It's all calm
04 May 2023
Above, in green, is the SP500 index, in orange is the implied volatility index (VIX), and in purple is the Open Interest on VIX futures contracts.
The VIX is calculated based on the expected volatility in the markets over the next three months. Historically, it has a mean-reverting property. So when it drops and reaches lows compared to previous months, a backlash should be feared. That is the case today. The index is at 16.57%, a level not seen since mid-2021 when euphoria was the main valuation parameter. It didn't go well afterward with the decline in 2022, and we can fear the same scenario this year.

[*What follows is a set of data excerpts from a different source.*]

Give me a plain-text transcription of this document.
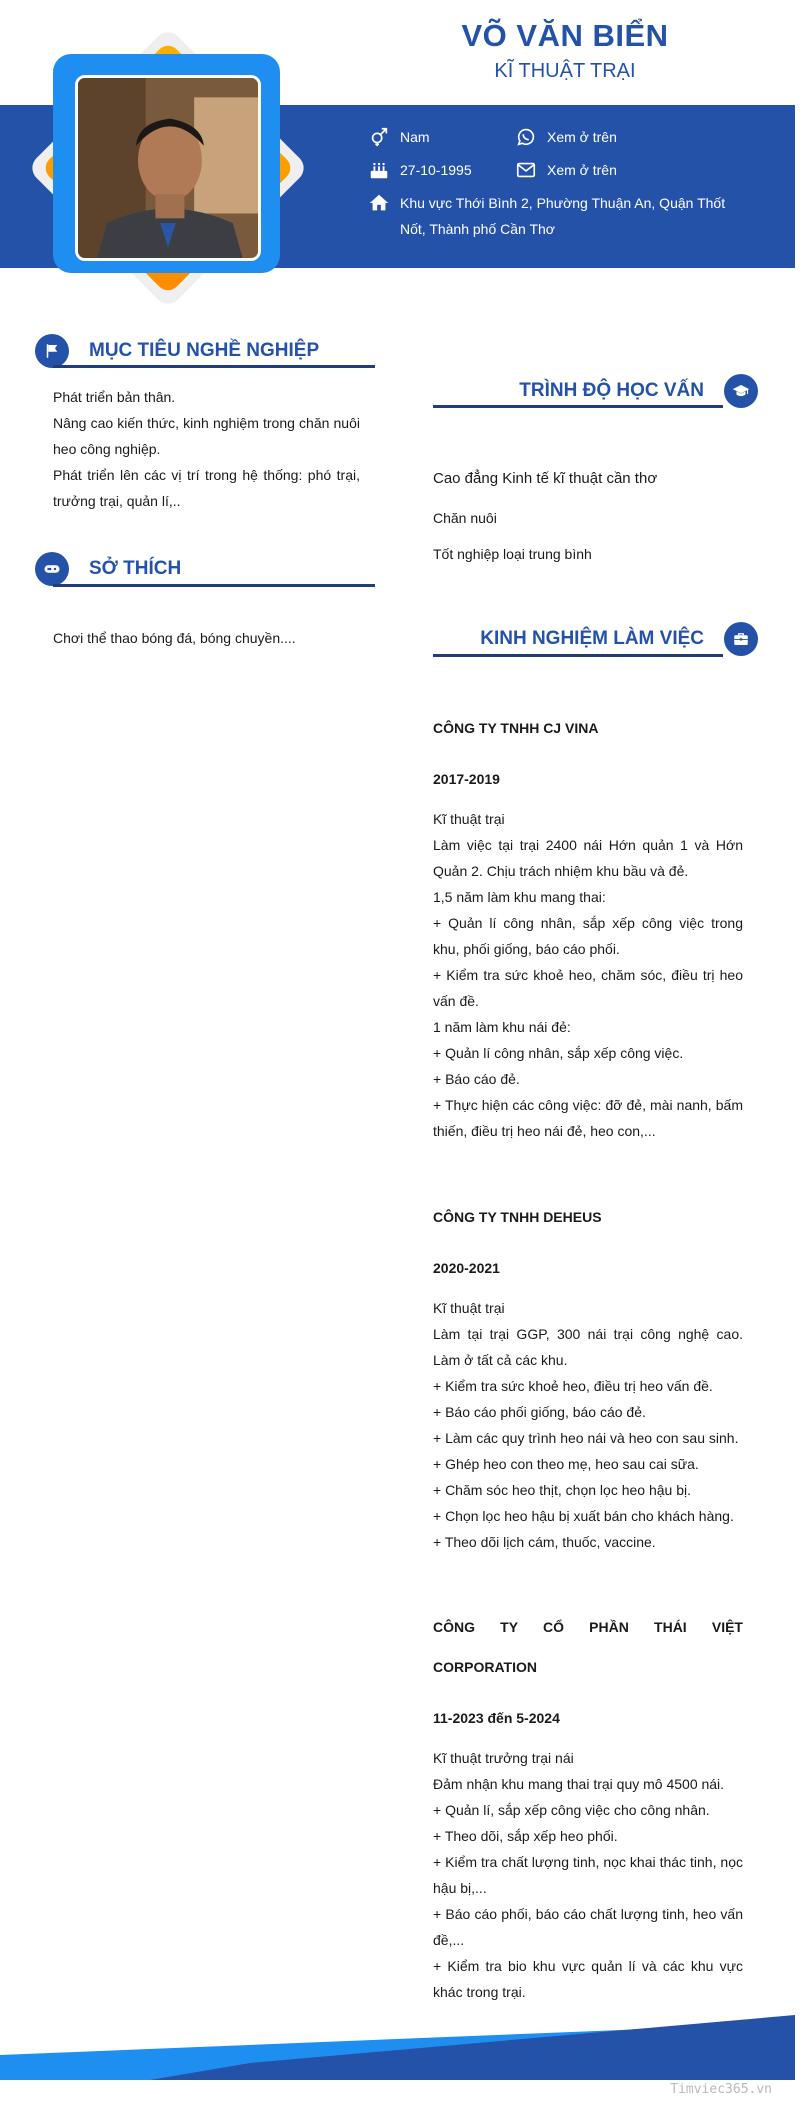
VÕ VĂN BIỂN
KĨ THUẬT TRẠI
Nam	Xem ở trên
27-10-1995	Xem ở trên
Khu vực Thới Bình 2, Phường Thuận An, Quận Thốt Nốt, Thành phố Cần Thơ
MỤC TIÊU NGHỀ NGHIỆP
Phát triển bản thân.
Nâng cao kiến thức, kinh nghiệm trong chăn nuôi heo công nghiệp.
Phát triển lên các vị trí trong hệ thống: phó trại, trưởng trại, quản lí,..
SỞ THÍCH
Chơi thể thao bóng đá, bóng chuyền....
TRÌNH ĐỘ HỌC VẤN
Cao đẳng Kinh tế kĩ thuật cần thơ
Chăn nuôi
Tốt nghiệp loại trung bình
KINH NGHIỆM LÀM VIỆC
CÔNG TY TNHH CJ VINA
2017-2019
Kĩ thuật trại
Làm việc tại trại 2400 nái Hớn quản 1 và Hớn Quản 2. Chịu trách nhiệm khu bầu và đẻ.
1,5 năm làm khu mang thai:
+ Quản lí công nhân, sắp xếp công việc trong khu, phối giống, báo cáo phối.
+ Kiểm tra sức khoẻ heo, chăm sóc, điều trị heo vấn đề.
1 năm làm khu nái đẻ:
+ Quản lí công nhân, sắp xếp công việc.
+ Báo cáo đẻ.
+ Thực hiện các công việc: đỡ đẻ, mài nanh, bấm thiến, điều trị heo nái đẻ, heo con,...
CÔNG TY TNHH DEHEUS
2020-2021
Kĩ thuật trại
Làm tại trại GGP, 300 nái trại công nghệ cao. Làm ở tất cả các khu.
+ Kiểm tra sức khoẻ heo, điều trị heo vấn đề.
+ Báo cáo phối giống, báo cáo đẻ.
+ Làm các quy trình heo nái và heo con sau sinh.
+ Ghép heo con theo mẹ, heo sau cai sữa.
+ Chăm sóc heo thịt, chọn lọc heo hậu bị.
+ Chọn lọc heo hậu bị xuất bán cho khách hàng.
+ Theo dõi lịch cám, thuốc, vaccine.
CÔNG TY CỔ PHẦN THÁI VIỆT CORPORATION
11-2023 đến 5-2024
Kĩ thuật trưởng trại nái
Đảm nhận khu mang thai trại quy mô 4500 nái.
+ Quản lí, sắp xếp công việc cho công nhân.
+ Theo dõi, sắp xếp heo phối.
+ Kiểm tra chất lượng tinh, nọc khai thác tinh, nọc hậu bị,...
+ Báo cáo phối, báo cáo chất lượng tinh, heo vấn đề,...
+ Kiểm tra bio khu vực quản lí và các khu vực khác trong trại.
Timviec365.vn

The second indicator of euphoria is the Open Interest. It represents the sum of all open futures contracts in the Chicago market. Open Interest rises when participants believe that nothing significant will happen. Therefore, they start taking bearish positions on volatility. Without going into too much detail, we can see that we have just reached a new high compared to the previous month, with 359,000 contracts, and we are now reaching 2021 levels.
Should we be concerned? If the average volatility is significantly higher than what we observe today, at some point, there will be a need for higher volatility to return to that average. In the case of VIX, this doesn't happen through a gradual increase but through a sudden spike during a crisis. We have an example on this graph with March 2020.
We cannot predict the future. However, it is evident that the tension is building up, and the reaction could be powerful in the event of a shock.